I have a Java application using CMS garbage collection that suffers from a "ParNew (promotion failed)" full GC a few times every day (see below for an example). I understand that a promotion failure occurs when garbage collection cannot find enough (contiguous) space in the old generation into which to promote an object from the new generation. At this point it is forced to do an expensive stop-the-world full GC. I want to avoid such events.
I have read several articles that suggest possible solutions but I wanted to clarify/consolidate them here:
In case it is relevant, here are my current GC options and a sample of logs preceding a promotion failed event.
-Xmx4g -XX:+UseConcMarkSweepGC -XX:NewRatio=1
2014-12-19T09:38:34.304+0100: [GC (Allocation Failure) [ParNew: 1887488K->209664K(1887488K), 0.0685828 secs] 3115998K->1551788K(3984640K), 0.0690028 secs] [Times: user=0.50 sys=0.02, real=0.07 secs]
2014-12-19T09:38:35.962+0100: [GC (Allocation Failure) [ParNew: 1887488K->208840K(1887488K), 0.0827565 secs] 3229612K->1687030K(3984640K), 0.0831611 secs] [Times: user=0.39 sys=0.03, real=0.08 secs]
2014-12-19T09:38:39.975+0100: [GC (Allocation Failure) [ParNew: 1886664K->114108K(1887488K), 0.0442130 secs] 3364854K->1592298K(3984640K), 0.0446680 secs] [Times: user=0.31 sys=0.00, real=0.05 secs]
2014-12-19T09:38:44.818+0100: [GC (Allocation Failure) [ParNew: 1791932K->167245K(1887488K), 0.0588917 secs] 3270122K->1645435K(3984640K), 0.0593308 secs] [Times: user=0.57 sys=0.00, real=0.06 secs]

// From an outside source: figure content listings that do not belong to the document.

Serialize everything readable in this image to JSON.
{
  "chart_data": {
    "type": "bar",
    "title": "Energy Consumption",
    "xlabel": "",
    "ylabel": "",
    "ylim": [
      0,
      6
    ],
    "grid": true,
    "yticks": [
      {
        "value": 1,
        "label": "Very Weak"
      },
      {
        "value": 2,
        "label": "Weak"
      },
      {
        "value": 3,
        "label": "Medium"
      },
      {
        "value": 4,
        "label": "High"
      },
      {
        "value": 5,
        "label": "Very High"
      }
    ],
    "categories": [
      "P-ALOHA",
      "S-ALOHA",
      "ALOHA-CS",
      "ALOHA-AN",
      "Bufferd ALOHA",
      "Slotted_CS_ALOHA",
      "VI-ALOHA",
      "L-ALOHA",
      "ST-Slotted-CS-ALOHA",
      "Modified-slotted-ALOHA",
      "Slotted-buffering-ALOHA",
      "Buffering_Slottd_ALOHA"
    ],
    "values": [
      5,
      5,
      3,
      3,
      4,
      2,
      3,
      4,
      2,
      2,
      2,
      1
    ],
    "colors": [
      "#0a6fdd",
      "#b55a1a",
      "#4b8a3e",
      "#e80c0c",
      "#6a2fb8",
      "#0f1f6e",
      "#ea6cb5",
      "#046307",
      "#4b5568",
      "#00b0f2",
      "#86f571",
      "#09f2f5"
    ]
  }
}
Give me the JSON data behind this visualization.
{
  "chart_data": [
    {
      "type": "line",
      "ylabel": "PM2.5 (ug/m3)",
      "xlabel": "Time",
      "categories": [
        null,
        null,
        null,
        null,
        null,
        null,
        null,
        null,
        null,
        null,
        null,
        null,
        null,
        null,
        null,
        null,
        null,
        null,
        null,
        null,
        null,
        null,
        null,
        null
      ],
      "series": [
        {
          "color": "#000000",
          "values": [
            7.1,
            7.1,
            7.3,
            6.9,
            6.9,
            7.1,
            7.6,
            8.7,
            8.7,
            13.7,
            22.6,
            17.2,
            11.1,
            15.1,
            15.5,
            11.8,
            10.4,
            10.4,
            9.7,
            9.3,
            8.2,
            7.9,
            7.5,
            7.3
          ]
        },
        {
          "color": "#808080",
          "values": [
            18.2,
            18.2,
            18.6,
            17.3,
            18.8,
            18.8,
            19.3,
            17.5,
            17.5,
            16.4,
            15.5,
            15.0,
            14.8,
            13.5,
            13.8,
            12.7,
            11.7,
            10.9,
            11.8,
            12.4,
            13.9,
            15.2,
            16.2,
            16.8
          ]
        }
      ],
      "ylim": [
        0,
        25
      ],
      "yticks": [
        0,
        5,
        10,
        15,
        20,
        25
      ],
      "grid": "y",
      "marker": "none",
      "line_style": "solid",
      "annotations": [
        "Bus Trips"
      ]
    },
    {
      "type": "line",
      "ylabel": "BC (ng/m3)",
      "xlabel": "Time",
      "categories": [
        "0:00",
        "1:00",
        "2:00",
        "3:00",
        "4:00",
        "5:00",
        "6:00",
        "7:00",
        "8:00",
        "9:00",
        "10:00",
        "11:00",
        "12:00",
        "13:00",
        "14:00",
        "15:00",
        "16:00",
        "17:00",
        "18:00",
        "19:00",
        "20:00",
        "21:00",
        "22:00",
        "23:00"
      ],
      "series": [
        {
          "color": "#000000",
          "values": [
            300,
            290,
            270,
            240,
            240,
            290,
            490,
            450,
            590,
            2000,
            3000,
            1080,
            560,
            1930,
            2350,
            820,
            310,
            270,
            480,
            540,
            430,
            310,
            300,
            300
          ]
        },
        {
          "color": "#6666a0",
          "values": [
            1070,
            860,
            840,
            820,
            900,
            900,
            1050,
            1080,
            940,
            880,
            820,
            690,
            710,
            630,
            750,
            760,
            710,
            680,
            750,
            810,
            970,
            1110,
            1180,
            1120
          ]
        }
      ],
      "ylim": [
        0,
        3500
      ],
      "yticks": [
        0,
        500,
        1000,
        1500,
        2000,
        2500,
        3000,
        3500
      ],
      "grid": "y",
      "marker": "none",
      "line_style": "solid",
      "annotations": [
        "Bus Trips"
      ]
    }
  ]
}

2014-12-19T09:38:49.239+0100: [GC (Allocation Failure) [ParNew (promotion failed): 1845069K->1819715K(1887488K), 0.4417916 secs][CMS: 1499941K->647982K(2097152K), 2.4203021 secs] 3323259K->647982K(3984640K), [Metaspace: 137778K->137778K(1177600K)], 2.8626552 secs] [Times: user=3.46 sys=0.01, real=2.86 secs]
Although increasing the memory is indeed the simplest and most general solution, in this case it seems we had a particular issue that required a particular solution. Looking at the GC logs in my case I would see logs like this:
GC (CMS Initial Mark) [1 CMS-initial-mark: 2905552K(3145728K)]
which shows that the old gen was ~92% full at the start of the CMS (2.9Gb out of 3.1Gb was used). So the JVM had decided that the "occupancy fraction" should be around 90%. This is a change from the default it starts with that I think is around 68%.
Apparently my application behaves in a way that makes the JVM think this is a good thing. But then the application seems to surprise the JVM by suddenly needing more space in old gen to promote objects from new gen.
On adding the GC flags
-XX:CMSInitiatingOccupancyFraction=50 -XX:+UseCMSInitiatingOccupancyOnly
we no longer saw any "promotion failed" events. These flags, respectively, set the initial occupancy fraction to 50% and tell the JVM not to change this fraction. Therefore, as soon as old gen gets above 50%, it will start a CMS. This avoids it waiting till occupancy gets up to 90% or so, where the chance of a "promotion failed" is much higher.